Typecasting is still endemic and this week Stephen Poliakoff conceded: “I still think we tend to cast black people in working class roles all the time, much more so than America as they have a much larger black middle class,” he says. “I think there is a little lack of imagination in that casting, and I know one or two black actors that come across as posh and find it very difficult to get hired because people are always looking for drug dealers and gangsters on the street.” On the other side of the spectrum, Benedict Cumberbatch was also portrayed as a “moaning, rich, public school bastard who complained about only getting “posh” roles.” At least there is some justice in the fact that it appears no one is immune to being pigeonholed.
It is surprising that an industry that is by its very definition relates to creativity, fantasy and make-believe can have so little imagination when it comes to casting. There is a risk that despite having received peerless drama school training, and proving that you can indeed successfully transcend the baggage of your education, provenance, skin colour, accent (and in some cases – even gender) to inhabit everyone from Lady Macbeth to a starving Russian peasant amidst the throes of the Revolution, you will be given roles of a certain type.
The only thing you can do to get any part is to stun the drama school audition panel or director with something that is totally unique to you which they can’t get out of anyone else even during extensive rehearsals. This is what Audition Doctor excels in; as much as acting is about overcoming yourself, it is also about exposing aspects of your own experience and personality.

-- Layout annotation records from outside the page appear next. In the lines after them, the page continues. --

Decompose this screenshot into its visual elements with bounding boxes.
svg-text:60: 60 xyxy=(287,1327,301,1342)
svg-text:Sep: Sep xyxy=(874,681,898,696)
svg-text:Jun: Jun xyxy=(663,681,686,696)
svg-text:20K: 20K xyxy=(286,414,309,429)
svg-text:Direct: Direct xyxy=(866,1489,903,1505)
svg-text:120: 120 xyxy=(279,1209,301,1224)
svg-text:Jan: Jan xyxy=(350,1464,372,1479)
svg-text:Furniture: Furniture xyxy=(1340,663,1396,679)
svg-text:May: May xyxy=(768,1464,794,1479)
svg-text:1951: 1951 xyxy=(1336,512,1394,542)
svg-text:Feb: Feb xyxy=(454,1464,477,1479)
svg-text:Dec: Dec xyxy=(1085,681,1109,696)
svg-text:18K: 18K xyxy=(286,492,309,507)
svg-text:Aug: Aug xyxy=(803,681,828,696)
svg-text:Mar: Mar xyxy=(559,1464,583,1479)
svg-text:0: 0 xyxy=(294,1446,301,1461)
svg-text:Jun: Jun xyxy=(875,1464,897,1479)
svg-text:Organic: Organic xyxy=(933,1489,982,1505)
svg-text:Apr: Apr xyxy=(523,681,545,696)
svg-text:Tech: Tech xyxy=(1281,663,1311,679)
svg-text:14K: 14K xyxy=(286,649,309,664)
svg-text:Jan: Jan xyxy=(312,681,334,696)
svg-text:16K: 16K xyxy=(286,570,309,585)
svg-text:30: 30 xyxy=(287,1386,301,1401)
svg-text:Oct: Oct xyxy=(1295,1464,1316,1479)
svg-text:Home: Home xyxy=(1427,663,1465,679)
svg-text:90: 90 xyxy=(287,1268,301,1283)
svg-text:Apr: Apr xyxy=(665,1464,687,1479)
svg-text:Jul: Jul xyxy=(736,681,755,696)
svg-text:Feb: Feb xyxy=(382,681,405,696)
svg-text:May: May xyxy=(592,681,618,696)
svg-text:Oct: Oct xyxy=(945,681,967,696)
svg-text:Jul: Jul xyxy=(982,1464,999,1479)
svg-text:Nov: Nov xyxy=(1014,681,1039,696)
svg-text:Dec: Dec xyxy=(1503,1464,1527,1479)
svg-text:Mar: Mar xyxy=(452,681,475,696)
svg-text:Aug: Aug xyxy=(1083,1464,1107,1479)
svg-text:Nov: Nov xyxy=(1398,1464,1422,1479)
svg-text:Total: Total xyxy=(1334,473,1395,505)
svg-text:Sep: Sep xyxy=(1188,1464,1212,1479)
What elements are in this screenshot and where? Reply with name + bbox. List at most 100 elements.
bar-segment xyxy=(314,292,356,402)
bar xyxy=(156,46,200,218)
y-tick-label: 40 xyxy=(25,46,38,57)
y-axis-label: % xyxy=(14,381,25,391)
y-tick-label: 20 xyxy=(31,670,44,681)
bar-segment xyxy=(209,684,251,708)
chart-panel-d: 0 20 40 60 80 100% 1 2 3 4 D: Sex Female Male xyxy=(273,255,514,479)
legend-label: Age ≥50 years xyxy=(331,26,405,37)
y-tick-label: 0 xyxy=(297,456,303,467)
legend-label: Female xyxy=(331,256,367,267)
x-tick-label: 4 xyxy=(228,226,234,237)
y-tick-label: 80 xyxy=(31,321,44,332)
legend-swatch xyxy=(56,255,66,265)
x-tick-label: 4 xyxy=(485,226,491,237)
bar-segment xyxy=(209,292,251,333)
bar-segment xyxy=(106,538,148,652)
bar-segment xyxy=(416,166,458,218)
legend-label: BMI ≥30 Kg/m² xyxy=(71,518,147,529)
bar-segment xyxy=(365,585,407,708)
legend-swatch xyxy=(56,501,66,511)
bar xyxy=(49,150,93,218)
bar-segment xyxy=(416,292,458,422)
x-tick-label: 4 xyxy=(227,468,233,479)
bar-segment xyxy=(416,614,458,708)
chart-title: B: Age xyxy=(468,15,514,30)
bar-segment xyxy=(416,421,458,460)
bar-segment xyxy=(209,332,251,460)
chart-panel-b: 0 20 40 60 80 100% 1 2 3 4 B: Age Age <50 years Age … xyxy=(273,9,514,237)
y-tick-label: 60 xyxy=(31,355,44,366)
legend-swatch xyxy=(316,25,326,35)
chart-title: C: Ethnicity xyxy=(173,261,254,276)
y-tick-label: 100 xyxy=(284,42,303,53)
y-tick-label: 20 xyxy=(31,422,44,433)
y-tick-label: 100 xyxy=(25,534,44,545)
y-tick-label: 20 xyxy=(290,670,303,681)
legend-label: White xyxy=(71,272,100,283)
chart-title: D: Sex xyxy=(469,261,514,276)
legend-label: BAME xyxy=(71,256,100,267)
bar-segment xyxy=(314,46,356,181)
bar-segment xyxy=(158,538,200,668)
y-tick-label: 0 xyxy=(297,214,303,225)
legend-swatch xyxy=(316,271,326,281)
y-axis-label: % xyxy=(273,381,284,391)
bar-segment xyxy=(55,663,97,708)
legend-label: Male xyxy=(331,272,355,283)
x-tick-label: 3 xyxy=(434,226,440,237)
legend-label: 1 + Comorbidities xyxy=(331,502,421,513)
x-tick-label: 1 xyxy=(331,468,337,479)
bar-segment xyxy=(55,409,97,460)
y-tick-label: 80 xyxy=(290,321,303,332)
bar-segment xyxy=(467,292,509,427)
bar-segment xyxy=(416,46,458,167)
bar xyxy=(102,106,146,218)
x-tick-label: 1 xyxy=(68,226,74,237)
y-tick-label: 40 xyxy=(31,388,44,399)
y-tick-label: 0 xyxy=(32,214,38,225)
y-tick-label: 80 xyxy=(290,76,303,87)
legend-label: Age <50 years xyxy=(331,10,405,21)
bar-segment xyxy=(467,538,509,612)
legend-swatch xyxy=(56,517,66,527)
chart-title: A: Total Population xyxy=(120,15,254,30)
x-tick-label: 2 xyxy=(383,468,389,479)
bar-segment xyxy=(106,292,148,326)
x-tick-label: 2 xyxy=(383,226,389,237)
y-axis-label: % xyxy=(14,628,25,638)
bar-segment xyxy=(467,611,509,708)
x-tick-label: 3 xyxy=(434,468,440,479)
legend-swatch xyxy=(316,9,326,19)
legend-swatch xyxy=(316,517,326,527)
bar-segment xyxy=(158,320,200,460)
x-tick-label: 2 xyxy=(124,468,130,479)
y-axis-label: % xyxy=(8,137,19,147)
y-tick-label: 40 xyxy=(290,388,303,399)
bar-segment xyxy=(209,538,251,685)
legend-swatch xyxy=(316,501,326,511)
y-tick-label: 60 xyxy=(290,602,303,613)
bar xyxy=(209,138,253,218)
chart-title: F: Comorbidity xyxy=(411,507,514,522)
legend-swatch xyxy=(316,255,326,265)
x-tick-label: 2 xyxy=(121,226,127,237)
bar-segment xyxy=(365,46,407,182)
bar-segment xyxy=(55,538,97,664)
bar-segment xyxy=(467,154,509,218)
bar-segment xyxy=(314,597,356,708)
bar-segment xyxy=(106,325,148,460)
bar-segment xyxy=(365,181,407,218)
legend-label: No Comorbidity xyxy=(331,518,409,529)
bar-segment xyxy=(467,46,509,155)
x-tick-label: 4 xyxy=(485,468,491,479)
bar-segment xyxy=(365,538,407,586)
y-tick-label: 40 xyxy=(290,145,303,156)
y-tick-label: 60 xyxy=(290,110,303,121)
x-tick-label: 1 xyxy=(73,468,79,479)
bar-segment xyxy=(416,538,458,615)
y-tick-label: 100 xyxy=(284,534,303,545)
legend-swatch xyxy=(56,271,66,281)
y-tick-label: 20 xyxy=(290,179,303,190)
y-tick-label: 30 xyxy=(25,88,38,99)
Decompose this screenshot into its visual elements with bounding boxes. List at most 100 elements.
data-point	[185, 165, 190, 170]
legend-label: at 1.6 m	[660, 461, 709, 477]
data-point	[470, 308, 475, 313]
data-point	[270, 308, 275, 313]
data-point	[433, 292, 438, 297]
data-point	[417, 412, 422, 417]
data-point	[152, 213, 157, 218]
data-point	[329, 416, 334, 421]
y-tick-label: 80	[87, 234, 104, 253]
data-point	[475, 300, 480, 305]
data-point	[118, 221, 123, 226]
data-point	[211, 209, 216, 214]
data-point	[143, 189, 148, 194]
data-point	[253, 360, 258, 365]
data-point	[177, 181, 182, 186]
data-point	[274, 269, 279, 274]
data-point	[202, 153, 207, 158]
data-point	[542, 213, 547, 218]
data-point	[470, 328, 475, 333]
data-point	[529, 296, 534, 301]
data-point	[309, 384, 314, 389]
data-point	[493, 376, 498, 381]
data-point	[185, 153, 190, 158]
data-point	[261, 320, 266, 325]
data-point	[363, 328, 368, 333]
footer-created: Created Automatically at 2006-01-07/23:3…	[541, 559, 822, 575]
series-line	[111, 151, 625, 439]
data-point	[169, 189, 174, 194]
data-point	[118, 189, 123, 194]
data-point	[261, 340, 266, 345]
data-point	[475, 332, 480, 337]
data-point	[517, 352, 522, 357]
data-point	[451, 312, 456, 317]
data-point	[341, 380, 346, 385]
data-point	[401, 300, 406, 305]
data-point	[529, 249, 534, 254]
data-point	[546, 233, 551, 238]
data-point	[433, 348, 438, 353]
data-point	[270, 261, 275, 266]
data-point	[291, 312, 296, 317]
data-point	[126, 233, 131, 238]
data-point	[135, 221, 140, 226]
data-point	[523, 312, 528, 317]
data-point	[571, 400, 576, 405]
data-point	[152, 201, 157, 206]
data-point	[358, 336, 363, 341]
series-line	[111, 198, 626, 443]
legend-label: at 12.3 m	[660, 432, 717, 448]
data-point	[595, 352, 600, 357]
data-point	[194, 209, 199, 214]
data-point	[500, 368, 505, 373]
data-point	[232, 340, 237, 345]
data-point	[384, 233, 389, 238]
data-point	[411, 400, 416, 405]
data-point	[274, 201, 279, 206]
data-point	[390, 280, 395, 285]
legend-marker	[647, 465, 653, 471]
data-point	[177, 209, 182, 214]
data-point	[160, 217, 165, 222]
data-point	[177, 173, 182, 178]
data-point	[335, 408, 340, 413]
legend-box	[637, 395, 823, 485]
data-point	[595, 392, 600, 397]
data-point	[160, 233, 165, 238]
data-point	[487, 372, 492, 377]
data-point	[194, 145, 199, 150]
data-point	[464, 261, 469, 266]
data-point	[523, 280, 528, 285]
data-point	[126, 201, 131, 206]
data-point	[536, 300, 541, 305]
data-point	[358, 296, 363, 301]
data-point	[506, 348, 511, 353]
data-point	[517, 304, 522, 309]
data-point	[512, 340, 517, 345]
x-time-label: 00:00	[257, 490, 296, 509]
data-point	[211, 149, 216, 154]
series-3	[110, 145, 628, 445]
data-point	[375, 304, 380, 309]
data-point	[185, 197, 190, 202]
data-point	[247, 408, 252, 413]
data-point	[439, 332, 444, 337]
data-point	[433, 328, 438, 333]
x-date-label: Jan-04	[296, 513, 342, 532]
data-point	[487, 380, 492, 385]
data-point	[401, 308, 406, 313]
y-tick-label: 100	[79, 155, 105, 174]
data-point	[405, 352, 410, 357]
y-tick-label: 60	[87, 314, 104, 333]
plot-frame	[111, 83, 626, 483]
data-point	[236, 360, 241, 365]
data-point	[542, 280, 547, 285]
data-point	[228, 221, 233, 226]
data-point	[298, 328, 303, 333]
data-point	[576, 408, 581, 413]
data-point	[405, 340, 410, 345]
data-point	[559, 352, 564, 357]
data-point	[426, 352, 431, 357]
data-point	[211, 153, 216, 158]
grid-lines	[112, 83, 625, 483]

Audition Doctor always endeavours to pick and approach speeches that enhance your own currency – the simple fact of being you.
Today, Hattie Morahan was interviewed about working with Katie Mitchell straight out of university and said: “”I hadn’t trained [at drama school], so it was the first time I’d encountered any structured approach to getting under the skin of a play or a character.” The benefit of coming to Audition Doctor is precisely that – it is the rare advantage of having Tilly guide you through the practicalities of inhabiting a character as well as having the relaxed space to experiment artistically. It is this that has meant that Audition Doctor has become indispensable and is now internationally recognised, with students coming to see Tilly from as far as Austria, Hong Kong and South Africa to seek audition advice.